XX Domingo del Tiempo Ordinario. Ciclo B. 16/8/2015. Juan 6,51-58

   La idea y realidad del banquete rezuma por todas las lecturas del presente domingo. Por lo mismo, son lecturas plenamente eucarísticas y esta es la idea central que preside la liturgia de este domingo. Es impresionante el resplandor de la eucaristía, que se expande a través de los textos escogidos.

   La primera lectura se toma del libro bíblico de los proverbios (9,1-6). En ella se nos presenta la Sabiduría, que es bíblicamente una personificación de Dios. Ella edifica su casa y la adorna con siete columnas. El número siete, en la cultura judía, representa la perfección y así, podemos afirmar que la casa de la sabiduría es una casa perfecta, fuerte e ideal, grande y bien construida. La Sabiduría mezcló el vino con agua siguiendo la costumbre judía, como se hace en la liturgia católica. El vino concentrado se consideraba desagradable. Así, el vino de la pascua fue mezclado con tres partes de agua. La misma Sabiduría invita a todos al banquete por ella preparado. Grita desde lo alto de la ciudad: "Venid a comer mi pan y a beber el vino que he mezclado y seguid el camino de la sabiduría, de la sensatez, de la prudencia". Es una llamada a la vida del Espíritu.

   En esta línea continúa la segunda lectura (Efesios 5,15-20). Nos pide que nos demos cuenta de lo que Dios quiere de nosotros y que nos dejemos llenar del Espíritu. Nos anima a cantar, alternando, salmos, himnos y cánticos espirituales. Así como a celebrar continuamente Acción de Gracias.

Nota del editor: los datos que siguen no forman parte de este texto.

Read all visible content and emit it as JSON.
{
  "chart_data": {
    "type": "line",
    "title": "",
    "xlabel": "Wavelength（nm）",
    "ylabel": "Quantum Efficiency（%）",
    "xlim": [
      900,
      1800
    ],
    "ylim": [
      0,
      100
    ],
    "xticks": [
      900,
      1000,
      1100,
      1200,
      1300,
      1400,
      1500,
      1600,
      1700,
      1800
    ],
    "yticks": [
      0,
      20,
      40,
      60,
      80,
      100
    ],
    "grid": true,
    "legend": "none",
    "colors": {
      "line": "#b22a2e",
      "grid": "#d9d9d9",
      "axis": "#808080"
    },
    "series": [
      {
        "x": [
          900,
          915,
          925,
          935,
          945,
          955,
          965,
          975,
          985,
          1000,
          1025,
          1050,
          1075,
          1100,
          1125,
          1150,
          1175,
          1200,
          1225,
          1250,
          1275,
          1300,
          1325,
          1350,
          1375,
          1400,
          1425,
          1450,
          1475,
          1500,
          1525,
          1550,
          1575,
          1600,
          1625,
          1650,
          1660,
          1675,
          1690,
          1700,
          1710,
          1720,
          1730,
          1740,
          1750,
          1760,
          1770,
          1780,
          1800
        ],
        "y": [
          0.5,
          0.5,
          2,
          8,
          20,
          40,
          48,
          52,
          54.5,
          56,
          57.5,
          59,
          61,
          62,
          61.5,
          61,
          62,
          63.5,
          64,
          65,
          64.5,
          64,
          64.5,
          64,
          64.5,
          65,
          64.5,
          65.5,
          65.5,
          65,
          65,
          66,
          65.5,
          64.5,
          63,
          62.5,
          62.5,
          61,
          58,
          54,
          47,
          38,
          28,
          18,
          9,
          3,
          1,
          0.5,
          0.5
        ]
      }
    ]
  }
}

   Ya, en la lectura evangélica, nos introducimos en un ambiente plenamente eucarístico. Es la enseñanza que sigue a la multiplicación de los panes y que se desarrolla en estos domingos. Para mejor comprensión de este evangelio debemos tener en cuenta que los regalos de Dios, es decir, los dones divinos, tienen todos expresión en nuestra carne, en nuestro cuerpo, en nuestro espíritu. Es la única forma que tenemos de captarlos. Dios entra así en el campo de la experiencia humana. Aceptar a Jesús, adherirse a él, equivale a comerlo y aceptar su donación humana. El Espíritu que se recibe en la Eucaristía lleva al hombre a no temer la muerte, pues la experiencia de una vida con Dios supera todo temor.

   La adhesión a Jesús no queda en lo exterior, sino que es algo interiorizado. Profundamente interiorizado. Esta unión tan fuerte, tan íntima y tan profunda del discípulo con Jesús, se expresa con la metáfora del comer y beber. En consecuencia, la misma unión, la misma vida que existe entre el Padre y el Hijo, existe entre el Hijo, Jesús, y sus discípulos. "Quien coma de este pan (de la eucaristía), vivirá para siempre". Se dirige al individuo, no a la comunidad. Cada uno, tú y yo, hace su opción personal y libremente responsable. Este es el comentario del evangelio de hoy. Meditémoslo y reflexionemos con el texto en las manos.

   Compromiso:
   Atrévete a comulgar con frecuencia e irás viendo como te sumerges en Dios.